Angga Korban TPPO Kamboja Diselamatkan, Wali Kota Bekasi Ingatkan Warga Jangan Mudah Tergiur Tawaran Kerja Ilegal
Pena Insight
Kota Bekasi, 3 September 2025 – Wali Kota Bekasi, Tri Adhianto, pada Rabu (3/9) mengunjungi keluarga Angga Karidwansyah (24), warga Kelurahan Bantargebang, yang baru saja dipulangkan ke tanah air setelah menjadi korban Tindak Pidana Perdagangan Orang (TPPO) di Kamboja.

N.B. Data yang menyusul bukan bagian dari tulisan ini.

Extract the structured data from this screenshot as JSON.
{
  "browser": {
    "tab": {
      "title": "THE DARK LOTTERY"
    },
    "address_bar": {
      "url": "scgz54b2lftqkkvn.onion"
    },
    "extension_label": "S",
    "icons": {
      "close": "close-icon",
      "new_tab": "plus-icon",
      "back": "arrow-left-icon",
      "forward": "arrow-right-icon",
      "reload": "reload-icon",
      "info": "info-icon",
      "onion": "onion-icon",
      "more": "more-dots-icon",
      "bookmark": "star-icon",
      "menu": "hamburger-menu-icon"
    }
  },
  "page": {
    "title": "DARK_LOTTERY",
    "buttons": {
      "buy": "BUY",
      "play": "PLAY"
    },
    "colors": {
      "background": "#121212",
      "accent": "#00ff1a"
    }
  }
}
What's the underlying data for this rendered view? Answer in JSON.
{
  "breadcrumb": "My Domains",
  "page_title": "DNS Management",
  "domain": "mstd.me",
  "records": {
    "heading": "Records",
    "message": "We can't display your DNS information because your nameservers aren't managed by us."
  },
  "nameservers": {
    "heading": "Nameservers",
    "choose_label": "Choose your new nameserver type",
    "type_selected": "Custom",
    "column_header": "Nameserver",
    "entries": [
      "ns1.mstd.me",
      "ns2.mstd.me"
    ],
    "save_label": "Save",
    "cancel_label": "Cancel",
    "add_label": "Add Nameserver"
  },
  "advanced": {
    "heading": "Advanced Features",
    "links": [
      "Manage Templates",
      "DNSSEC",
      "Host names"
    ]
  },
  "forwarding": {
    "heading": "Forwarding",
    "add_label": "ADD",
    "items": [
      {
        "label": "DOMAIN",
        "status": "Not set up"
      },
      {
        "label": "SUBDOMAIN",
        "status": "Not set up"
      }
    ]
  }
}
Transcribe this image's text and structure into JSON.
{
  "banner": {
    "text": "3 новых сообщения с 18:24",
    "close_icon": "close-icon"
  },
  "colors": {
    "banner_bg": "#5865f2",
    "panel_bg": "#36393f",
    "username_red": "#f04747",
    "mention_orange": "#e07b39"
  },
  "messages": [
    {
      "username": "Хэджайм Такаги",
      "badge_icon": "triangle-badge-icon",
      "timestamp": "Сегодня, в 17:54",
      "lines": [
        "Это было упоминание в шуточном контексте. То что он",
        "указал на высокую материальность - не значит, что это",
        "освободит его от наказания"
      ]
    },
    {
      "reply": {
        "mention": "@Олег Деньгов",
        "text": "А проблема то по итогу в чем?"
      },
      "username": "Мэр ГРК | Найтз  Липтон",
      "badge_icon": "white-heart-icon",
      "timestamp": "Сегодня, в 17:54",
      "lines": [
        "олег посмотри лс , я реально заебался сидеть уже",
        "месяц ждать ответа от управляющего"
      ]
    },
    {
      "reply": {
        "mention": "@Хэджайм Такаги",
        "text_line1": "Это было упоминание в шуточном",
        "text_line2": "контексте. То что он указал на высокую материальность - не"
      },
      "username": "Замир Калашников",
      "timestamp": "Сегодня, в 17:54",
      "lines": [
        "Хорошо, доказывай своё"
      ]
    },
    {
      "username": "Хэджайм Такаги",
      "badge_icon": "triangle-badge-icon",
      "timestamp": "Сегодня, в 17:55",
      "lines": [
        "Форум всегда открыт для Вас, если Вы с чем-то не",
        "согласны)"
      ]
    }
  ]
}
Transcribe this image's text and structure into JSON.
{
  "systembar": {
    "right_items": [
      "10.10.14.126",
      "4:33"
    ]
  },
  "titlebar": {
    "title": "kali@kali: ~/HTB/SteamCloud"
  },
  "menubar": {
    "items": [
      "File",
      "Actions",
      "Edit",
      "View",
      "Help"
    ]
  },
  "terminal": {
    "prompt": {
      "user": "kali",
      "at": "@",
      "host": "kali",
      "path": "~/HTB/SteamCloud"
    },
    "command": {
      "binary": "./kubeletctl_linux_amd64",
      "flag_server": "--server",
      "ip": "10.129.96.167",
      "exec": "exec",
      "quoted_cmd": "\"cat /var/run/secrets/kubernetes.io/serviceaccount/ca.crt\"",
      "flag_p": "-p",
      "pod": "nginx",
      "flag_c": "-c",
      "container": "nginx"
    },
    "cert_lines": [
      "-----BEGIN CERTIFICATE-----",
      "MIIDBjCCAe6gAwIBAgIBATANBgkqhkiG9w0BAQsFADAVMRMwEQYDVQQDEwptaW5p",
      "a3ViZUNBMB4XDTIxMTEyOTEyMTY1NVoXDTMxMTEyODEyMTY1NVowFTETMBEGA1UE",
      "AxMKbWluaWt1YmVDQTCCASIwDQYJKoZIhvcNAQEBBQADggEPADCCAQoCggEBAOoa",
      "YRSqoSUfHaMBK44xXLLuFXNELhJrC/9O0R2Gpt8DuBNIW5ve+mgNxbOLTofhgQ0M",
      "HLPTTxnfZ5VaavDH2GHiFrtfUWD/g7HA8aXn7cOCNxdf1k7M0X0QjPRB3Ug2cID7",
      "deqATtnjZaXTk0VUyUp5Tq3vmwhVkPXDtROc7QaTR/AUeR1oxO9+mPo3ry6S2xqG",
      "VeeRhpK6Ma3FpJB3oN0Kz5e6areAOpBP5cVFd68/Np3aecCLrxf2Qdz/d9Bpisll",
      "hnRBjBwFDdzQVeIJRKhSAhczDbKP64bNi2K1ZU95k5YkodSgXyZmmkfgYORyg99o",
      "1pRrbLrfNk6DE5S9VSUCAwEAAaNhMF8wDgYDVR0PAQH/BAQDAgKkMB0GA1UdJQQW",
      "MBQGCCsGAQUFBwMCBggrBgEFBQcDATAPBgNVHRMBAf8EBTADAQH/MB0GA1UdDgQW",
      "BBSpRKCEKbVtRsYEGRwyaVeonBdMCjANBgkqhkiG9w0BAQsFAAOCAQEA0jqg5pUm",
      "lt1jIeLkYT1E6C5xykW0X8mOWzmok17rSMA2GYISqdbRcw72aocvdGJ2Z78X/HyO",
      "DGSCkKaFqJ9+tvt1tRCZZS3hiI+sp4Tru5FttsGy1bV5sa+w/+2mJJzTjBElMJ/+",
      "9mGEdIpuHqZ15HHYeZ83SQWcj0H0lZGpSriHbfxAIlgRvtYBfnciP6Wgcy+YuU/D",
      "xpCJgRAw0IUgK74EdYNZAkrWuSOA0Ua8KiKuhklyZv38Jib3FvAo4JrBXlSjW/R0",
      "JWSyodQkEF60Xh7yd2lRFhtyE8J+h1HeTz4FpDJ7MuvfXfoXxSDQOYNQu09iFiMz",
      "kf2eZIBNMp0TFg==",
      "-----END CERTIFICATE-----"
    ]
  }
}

Kunjungan ini merupakan tindak lanjut dari permohonan orang tua Angga yang sebelumnya mendatangi Kantor Wali Kota Bekasi untuk meminta bantuan. Dalam kesempatan tersebut, Tri menyampaikan rasa syukur sekaligus apresiasi kepada Kementerian Ketenagakerjaan, Kementerian Luar Negeri, Kedutaan Besar RI di Kamboja, serta seluruh pihak yang telah membantu proses evakuasi.

“Alhamdulillah, berkat koordinasi yang baik antara pemerintah pusat dan pihak terkait, Angga bisa kembali berkumpul dengan keluarga. Atas nama Pemerintah Kota Bekasi, saya mengucapkan terima kasih yang sebesar-besarnya,” ujar Tri.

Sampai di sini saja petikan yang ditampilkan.